During this transition I had this feeling that some people viewed me as "better" or "financially stable" on a sub-conscious level as conversations about life quickly became talk about work and money. The frame they had placed me in was beginning to break and I was beginning to ask if they were still my friends. I began to see that I was a cheap laugh to them and nothing more ( I hope I am wrong). At times I had this feeling of resentment from them, jealous that someone like me could be in the position I am in(not glamorous, but it pays the bills). I slowly began to ask myself if these people were really friends if they could not get past this frame they had placed me in.
Some searching internally led me to confront myself about the reality of the situation, I was at a different point in my life, where things I dreamd about when I was getting an education were now possible if I just buckled down. Internally this is how I felt and it showed as I began to distance myself from them and begin to seek out different people.

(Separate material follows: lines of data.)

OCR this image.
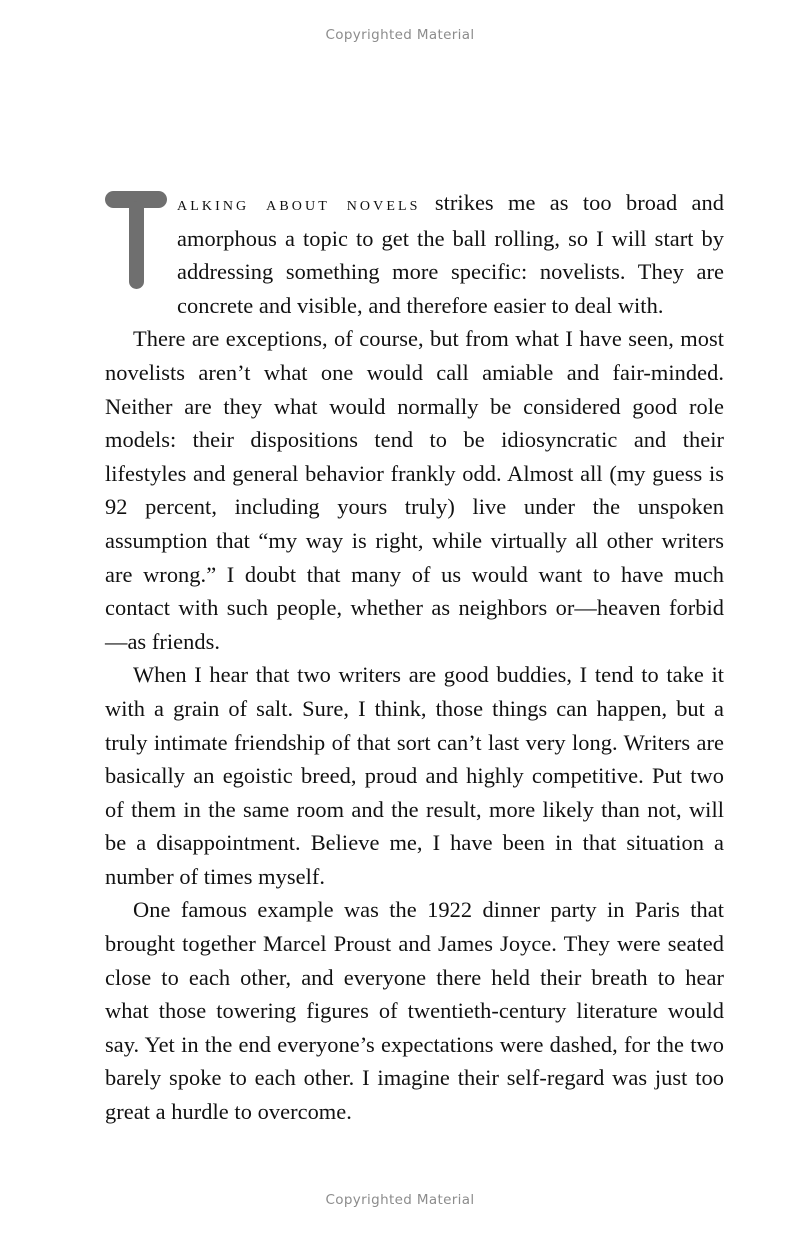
Copyrighted Material

alking about novels strikes me as too broad and amorphous a topic to get the ball rolling, so I will start by addressing something more specific: novelists. They are concrete and visible, and therefore easier to deal with.

There are exceptions, of course, but from what I have seen, most novelists aren’t what one would call amiable and fair-minded. Neither are they what would normally be considered good role models: their dispositions tend to be idiosyncratic and their lifestyles and general behavior frankly odd. Almost all (my guess is 92 percent, including yours truly) live under the unspoken assumption that “my way is right, while virtually all other writers are wrong.” I doubt that many of us would want to have much contact with such people, whether as neighbors or—heaven forbid—as friends.

When I hear that two writers are good buddies, I tend to take it with a grain of salt. Sure, I think, those things can happen, but a truly intimate friendship of that sort can’t last very long. Writers are basically an egoistic breed, proud and highly competitive. Put two of them in the same room and the result, more likely than not, will be a disappointment. Believe me, I have been in that situation a number of times myself.

One famous example was the 1922 dinner party in Paris that brought together Marcel Proust and James Joyce. They were seated close to each other, and everyone there held their breath to hear what those towering figures of twentieth-century literature would say. Yet in the end everyone’s expectations were dashed, for the two barely spoke to each other. I imagine their self-regard was just too great a hurdle to overcome.

Copyrighted Material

During this search I would go back to them for release when I wanted to escape the fakery that is corporate life and enjoy myself. I found that I can dictate my level of friendship as long as I control the type of frame I am in. Bruce Lee says - " take what is useful and discard what is uesless"
That's what I did, I took it upon myself to dictate what kind of frame I was in and how I was viewed, I took measures to make sure I was apart of their life as they became less and less of mine. Their venting on relationships, life and work did not fall on deaf ears, I listened when they needed to vent, but I rarely vented to them, if I ever vented subject/incident was meaningless to me, but gave the impression that they were involved in a way that would impact my decision. When I saw that they might not be taking the right approach on a subject I made suggestions. They usually never took my suggestions because to I was still in their frame, but to me they were just the paths I would of taken.
The year is almost over and going about this has served me well up to this point, it does have it's drawbacks but they are nothing compared to the feeling I have when I wake up and know that things are good and the world is at my fingertips!!